Dans l'article intitulé « Le jeu risqué de Moscou sur le sol ukrainien », Emmanuel Grynszpan commence en écrivant que « Les intentions de Moscou dans le dossier ukrainien sont de moins en moins lisible » (voir ici).
Il s'étonne de voir ces 280 camions russes peints en blanc stationnés à la frontière de l'Ukraine.


Je rappelle que l'objectif de Poutine est on ne peut plus clair, depuis le début de la crise.
1/ Il ne veut pas d'une Ukraine indépendante
2/ Il veut être le maître de la mer noire (les Mistrals lui seront d'ailleurs très utiles...). Cela a commencé avec l'annexion de la Crimée. Cela se poursuit dans l'est pour tenter d'établir un couloir (ce n'est pas le couloir de Dantzig mais le couloir du Donbass...). D'Odessa à Louhansk en passant par Donetsk, il est clair que les villes déstabilisées sont toutes liées à l'accès à la mer noire, et que la "jonction" avec la Transnistrie (territoire moldave déstabilisé, et contrôlé par les militaires et paramilitaires russes) est bien sûr voulue (d'où le "drame" organisé d'Odessa). Il suffit de regarder une carte, et les zones de conflits.

Les intentions de Moscou sont donc très lisibles : Poutine veut l'est et le sud de l'Ukraine.
Je suppose qu'Emmanuel Grynszpan s'interroge plus sur ces camions blancs.
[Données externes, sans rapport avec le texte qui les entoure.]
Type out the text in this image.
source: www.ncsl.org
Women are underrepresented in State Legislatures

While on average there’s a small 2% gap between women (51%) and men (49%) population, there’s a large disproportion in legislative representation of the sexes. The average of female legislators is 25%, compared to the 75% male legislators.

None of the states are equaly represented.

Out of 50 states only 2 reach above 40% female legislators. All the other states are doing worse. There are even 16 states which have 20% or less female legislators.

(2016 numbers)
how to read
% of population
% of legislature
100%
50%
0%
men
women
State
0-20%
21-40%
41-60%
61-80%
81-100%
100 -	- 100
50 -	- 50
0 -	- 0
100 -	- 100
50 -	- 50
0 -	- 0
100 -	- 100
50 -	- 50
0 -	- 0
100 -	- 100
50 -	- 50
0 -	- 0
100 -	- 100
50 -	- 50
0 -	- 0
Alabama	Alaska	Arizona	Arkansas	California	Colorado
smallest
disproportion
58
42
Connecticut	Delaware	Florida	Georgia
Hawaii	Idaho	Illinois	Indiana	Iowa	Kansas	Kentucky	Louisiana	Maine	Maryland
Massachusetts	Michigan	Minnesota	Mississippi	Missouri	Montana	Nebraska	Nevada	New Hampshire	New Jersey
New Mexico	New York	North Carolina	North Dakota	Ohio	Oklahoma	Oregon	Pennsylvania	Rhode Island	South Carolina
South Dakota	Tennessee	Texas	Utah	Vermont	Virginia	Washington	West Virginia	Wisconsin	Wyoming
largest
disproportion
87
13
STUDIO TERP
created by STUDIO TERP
Alors, je rappelle que depuis le début, Poutine utilise les techniques les plus connues :
1 Le Blitzkrieg pour l'annexion de la Crimée (que l'on peut parfaitement comparer à l'Anschluss, tant les éléments de ressemblance sont nombreux, n'en déplaise à De Benoist)
2 La propagande, copiée sur celle de Goebbels, avec une utilisation massive d'internet. Des millions ont été investis dans la guerre de l'information (cf Russie-Ukraine, d' Arjakovsky)
3 Le Divide et impera, « divise et règne » , de Machiavel. C'est ce qu'il tente de faire avec l'UE.
4 Le « Cheval de Troie ». C'est ce qu'il a tenté avec ces camions blancs. Souvenons-nous que la Russie a refusé que les camions passent dans les points de contrôles équipés de scanners. Pourquoi ? Souvenons-nous que les camions qui ont pu être inspectés étaient à moitié vide ou totalement vide. Etrange. Souvenons-nous que les conducteurs sont des militaires, qu'il y a deux conducteurs par camion ; cela signifie qu’il y aurait environ 500 hommes, des militaires qui pénétreraient dans le territoire ukrainien (voir l'entretien avec Annie Daubenton) . Souvenons-nous aussi que le convoi « humanitaire » a été doublé jeudi par 21 blindés et camions militaires, et que vendredi soir, un autre convoi massif composé de blindés transporteurs de troupes a pénétré en Ukraine
Les ukrainiens ne sont pas des idiots, et ont parfaitement compris la technique du Cheval de Troie.
La Russie ne pourra que se plier à l'inspection (préalablement, les camions auront évidemment été déchargés de la partie gênante de la cargaison).
Rappel (si cela était encore nécessaire) : Le "Premier ministre" séparatiste Alexandre Zakhartchenko a déclaré avoir reçu des renforts venant de Russie dans une vidéo diffusée sur YouTube vendredi. Il y affirme avoir reçu "150 pièces d'équipement militaire, parmi lesquelles 30 tanks et des blindés, et quelque 1.200 hommes qui ont reçu quatre mois d'entraînement sur le territoire russe", ajoutant qu'ils arrivaient "au moment le plus crucial".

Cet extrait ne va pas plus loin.